Best score is 3.93827 with max_depth=4 and k_feature_idx_= (0, 1, 2, 3, 4, 9, 12). max_depth=3 is in 10th position (-4.04314).

With only one param (max_depth), it's pretty straightforward but can be more complex with many of them (job of GridSearchCV).

Checking result from SFS

max_dept=4

# Best features selection for max_depth=4
# (0, 1, 2, 3, 4, 9, 12)
best_features = ['CRIM', 'ZN', 'INDUS', 'CHAS', 'NOX', 'TAX', 'LSTAT']
rf = RandomForestRegressor(random_state=RANDOM_SEED,
                           n_estimators=10, 
                           max_depth=4)

clf = TransformedTargetRegressor(regressor=rf,
                                 func=np.log1p,
                                 inverse_func=np.expm1)

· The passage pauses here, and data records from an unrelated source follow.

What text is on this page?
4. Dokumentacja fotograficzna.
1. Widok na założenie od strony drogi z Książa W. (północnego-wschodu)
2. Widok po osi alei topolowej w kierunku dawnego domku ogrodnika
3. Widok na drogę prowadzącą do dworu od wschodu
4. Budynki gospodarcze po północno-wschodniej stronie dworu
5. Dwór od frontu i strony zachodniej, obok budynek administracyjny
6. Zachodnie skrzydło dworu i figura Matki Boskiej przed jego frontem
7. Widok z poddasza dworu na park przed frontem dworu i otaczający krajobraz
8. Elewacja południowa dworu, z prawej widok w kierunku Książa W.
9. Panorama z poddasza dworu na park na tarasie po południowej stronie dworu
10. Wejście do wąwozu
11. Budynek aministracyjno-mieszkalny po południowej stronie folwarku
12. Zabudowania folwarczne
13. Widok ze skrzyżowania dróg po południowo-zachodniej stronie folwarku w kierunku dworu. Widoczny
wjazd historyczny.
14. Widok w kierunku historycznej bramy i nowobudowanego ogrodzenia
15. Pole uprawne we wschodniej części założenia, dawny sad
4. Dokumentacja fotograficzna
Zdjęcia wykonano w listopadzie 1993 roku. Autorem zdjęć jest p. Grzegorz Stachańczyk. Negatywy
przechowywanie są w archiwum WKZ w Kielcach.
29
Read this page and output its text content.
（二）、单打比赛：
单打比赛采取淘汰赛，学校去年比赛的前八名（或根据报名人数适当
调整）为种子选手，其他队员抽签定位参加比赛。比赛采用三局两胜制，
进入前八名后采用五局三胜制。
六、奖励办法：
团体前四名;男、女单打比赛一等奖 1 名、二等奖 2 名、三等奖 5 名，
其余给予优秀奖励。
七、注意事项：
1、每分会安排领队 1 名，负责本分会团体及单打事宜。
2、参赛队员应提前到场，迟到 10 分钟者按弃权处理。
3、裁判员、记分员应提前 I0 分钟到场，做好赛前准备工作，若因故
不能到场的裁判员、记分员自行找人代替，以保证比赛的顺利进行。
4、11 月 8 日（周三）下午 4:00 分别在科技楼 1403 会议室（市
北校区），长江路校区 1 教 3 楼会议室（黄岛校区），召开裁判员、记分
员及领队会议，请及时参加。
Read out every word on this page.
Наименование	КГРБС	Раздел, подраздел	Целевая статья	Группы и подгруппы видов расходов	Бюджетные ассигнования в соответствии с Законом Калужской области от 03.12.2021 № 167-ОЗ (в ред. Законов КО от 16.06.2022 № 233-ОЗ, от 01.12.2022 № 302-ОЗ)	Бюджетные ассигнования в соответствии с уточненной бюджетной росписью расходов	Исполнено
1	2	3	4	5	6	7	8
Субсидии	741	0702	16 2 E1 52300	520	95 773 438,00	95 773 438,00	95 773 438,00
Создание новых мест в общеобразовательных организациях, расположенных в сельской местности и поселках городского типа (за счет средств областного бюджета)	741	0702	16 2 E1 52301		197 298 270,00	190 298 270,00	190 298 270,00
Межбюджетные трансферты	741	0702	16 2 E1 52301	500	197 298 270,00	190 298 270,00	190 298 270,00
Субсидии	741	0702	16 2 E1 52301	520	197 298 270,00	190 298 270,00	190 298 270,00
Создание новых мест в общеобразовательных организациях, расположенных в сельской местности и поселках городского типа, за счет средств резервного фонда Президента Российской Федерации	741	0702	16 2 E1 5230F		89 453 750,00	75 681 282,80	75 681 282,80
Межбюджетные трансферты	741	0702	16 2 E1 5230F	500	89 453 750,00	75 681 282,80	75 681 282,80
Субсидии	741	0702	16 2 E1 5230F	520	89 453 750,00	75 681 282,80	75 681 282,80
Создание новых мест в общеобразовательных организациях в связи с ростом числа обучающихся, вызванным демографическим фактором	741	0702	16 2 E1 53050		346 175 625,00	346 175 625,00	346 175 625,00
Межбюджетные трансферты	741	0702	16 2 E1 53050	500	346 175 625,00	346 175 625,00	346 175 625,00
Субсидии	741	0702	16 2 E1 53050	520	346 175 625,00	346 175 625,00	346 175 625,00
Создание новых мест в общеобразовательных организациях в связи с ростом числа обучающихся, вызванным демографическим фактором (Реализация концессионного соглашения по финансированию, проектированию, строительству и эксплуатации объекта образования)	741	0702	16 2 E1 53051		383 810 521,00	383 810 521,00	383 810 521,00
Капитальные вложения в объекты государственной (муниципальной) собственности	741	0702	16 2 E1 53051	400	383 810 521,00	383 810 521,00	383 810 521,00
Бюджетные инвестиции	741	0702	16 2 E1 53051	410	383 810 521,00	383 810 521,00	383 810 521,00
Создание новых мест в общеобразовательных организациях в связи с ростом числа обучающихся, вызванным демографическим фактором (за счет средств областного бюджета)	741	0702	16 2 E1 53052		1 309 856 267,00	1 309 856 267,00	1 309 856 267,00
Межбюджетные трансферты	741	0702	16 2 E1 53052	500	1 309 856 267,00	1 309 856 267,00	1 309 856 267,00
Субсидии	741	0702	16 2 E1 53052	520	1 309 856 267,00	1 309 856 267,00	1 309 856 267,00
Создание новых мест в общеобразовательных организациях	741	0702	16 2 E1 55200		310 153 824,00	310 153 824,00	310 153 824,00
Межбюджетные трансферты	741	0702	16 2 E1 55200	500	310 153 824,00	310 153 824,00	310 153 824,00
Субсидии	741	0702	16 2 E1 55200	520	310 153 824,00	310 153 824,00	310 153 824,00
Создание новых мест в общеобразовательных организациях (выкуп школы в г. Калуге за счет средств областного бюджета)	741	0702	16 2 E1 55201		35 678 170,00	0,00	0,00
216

cv_score = cross_val_score(clf, 
                           X[best_features].values, y, cv=3,
                           scoring='neg_mean_absolute_error')
print(cv_score)
# [-2.73943653 -5.219839   -3.85554654]
print(cv_score.mean())
# -3.9382740221213233

Same result as SFS for this params (good)

max_dept=3

# Best features selection for max_depth=3
# (0, 1, 8, 10, 12)
best_features = ['CRIM', 'ZN', 'RAD', 'PTRATIO', 'LSTAT']
rf = RandomForestRegressor(random_state=RANDOM_SEED,
                           n_estimators=10, 
                           max_depth=3)

clf = TransformedTargetRegressor(regressor=rf,
                                 func=np.log1p,
                                 inverse_func=np.expm1)

cv_score = cross_val_score(clf, 
                           X[best_features].values, y, cv=3,
                           scoring='neg_mean_absolute_error')
print(cv_score)
# [-2.53444967 -5.2265473  -4.39539221]
print(cv_score.mean())
# -4.052129726807058

Different results with SFS :

SFSwith max_depth=3 = 4.04314
cross_val_scorewith max_depth=3 = -4.05213

I don't understand why there is a difference here (pretty small but still a difference on this toy dataset)...

armgilles commented 2 years ago

Hi @zheng-ya !

I think you could find you answer in SFS and Gridsearch documentation.

Old thread but I'm quite impressed with the quality of the documentation @rasbt ! 🥇

rasbt commented 2 years ago

Hey @zheng-ya Hm, that's weird. On my computer they actually gave the same results.

rasbt commented 2 years ago

The best explanation I have for this, @zheng-ya, is that this might be a random seed issue since you are using k-fold CV. Maybe try to fix the random seed and run it again. I.e., you can try the following:

from sklearn.model_selection import KFold

my_cv = KFold(n_splits=3, random_state=123, shuffle=True)

sfs = SFS(cv=my_cv, ...)
cross_val_score(cv=my_cv, ...)

zheng-gt commented 2 years ago

@armgilles Thank you. I will check it and compare it with the for-loop.

zheng-gt commented 2 years ago

@rasbt Great explanation. Thank you very much for your patience and time!